" ... Après les Six contes moraux, après La Marquise d'O et Perceval le Gallois, voici le quatrième film de la série Comédies et Proverbes. Et c’est un nouveau ravissement. La Femme de l'aviateur nous promenait de la gare de l’Est aux Buttes Chaumont, via la place Péreire. Le Beau Mariage se passait dans un vieux quartier du Mans. Pauline à la plage nous entraînait sur une grève normande. Cette fois, avec Louise, nous oscillons entre une « ville nouvelle » bleue et blanche et le cœur de Paris, orange et gris (...) Elle souffre. Et, quand le mot fin (hélas !) apparaît sur l'écran, combien nous regrettons de ne pas assister à sa nouvelle conversation avec son confident Octave !
Octave, Louise... Tout au long du film, tous deux, interminablement, discutent des choses de l’amour et interminablement s’analysent.
Ils parlent, ils parlent...Ils se croient sincères et se mentent. Ils profèrent des aphorismes: « Il me serait insupportable, dit Louise, d'aimer quelqu'un qui est contre moi ou de vouloir quelqu'un qui m'ignore. Cest le désir de l'autre qui suscite le mien ». « Je crois qu'on est vieux, affirme Octave, quand on n'éprouve plus le besoin de séduire ».
Ils emploient le langage de notre temps.
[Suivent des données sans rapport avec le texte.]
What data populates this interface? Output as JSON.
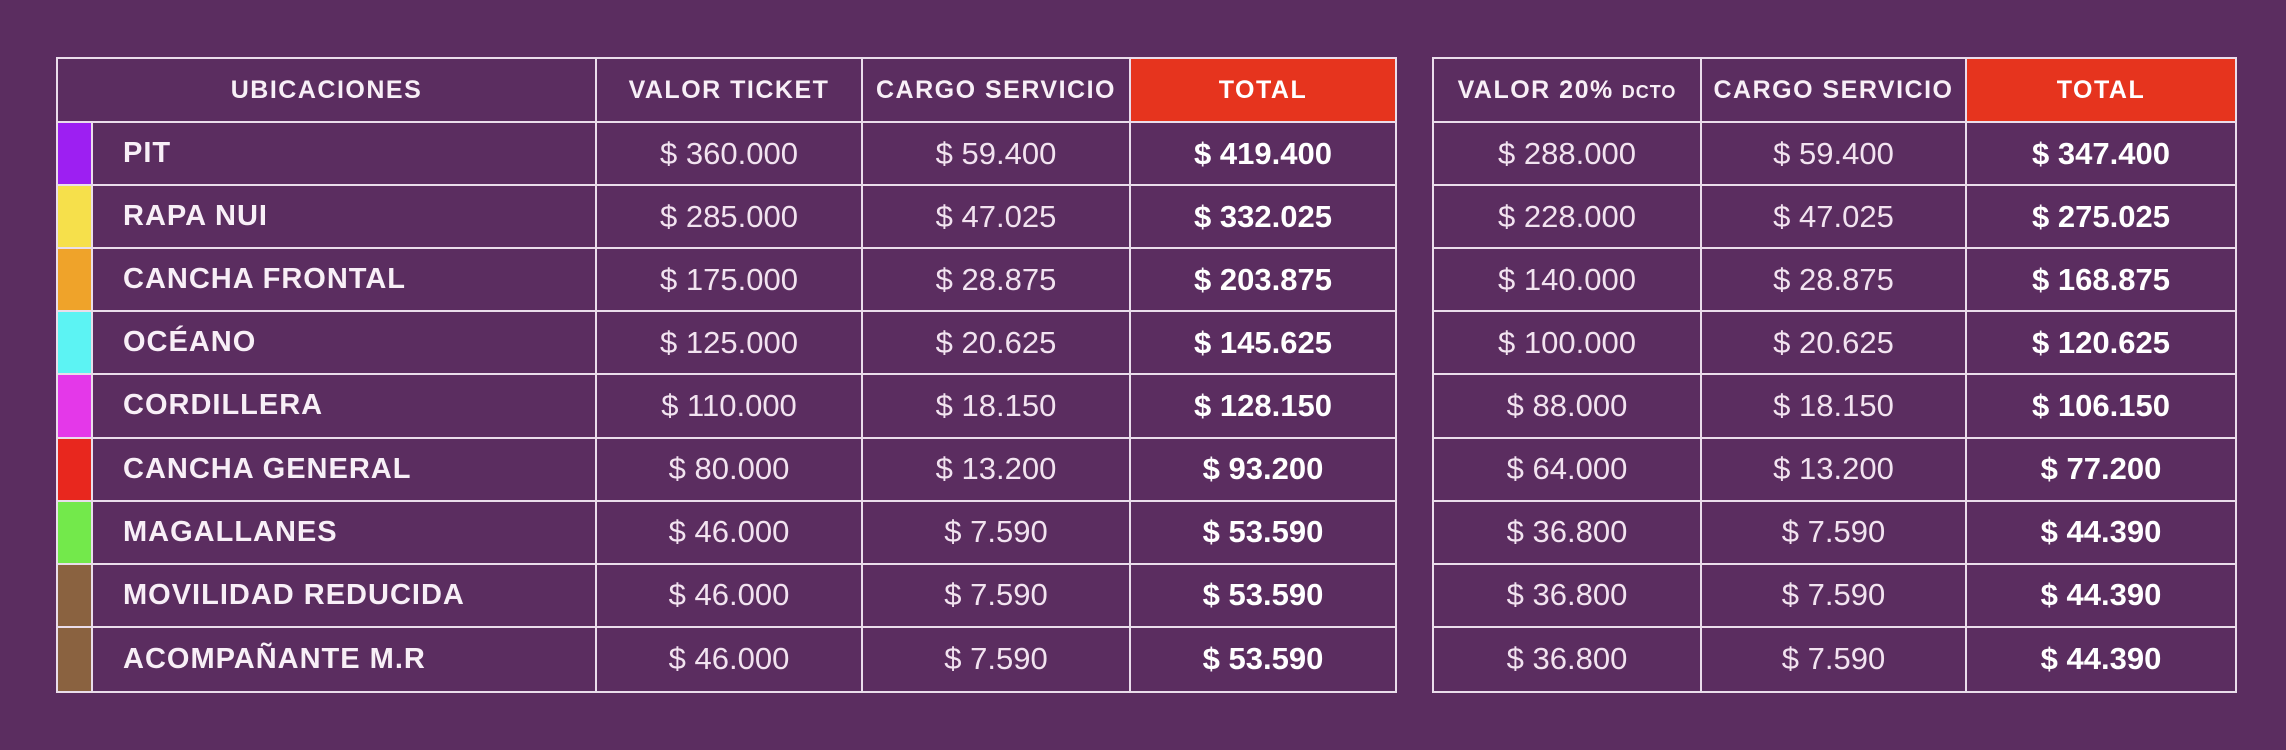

Ils parlent de « mecs », de « gars », de « nanas », et pourtant leurs dialogues ressemblent à ceux du XVIIIe siècle. Aussi beaux, précis, élégants. Et le plus étonnant est le ton sur lequel ils les disent, ces dialogues. La voix douce de petite fille de Pascale Ogier est d’une justesse, d’une acuité qui décuplent la justesse et l'acuité des mots qu'elle dit. La façon de parler inimitable de Fabrice Luchini confère à ses propos une drôlerie irrésistible, mais aussi une signification qu’ils n’auraient peut-être pas à la lecture.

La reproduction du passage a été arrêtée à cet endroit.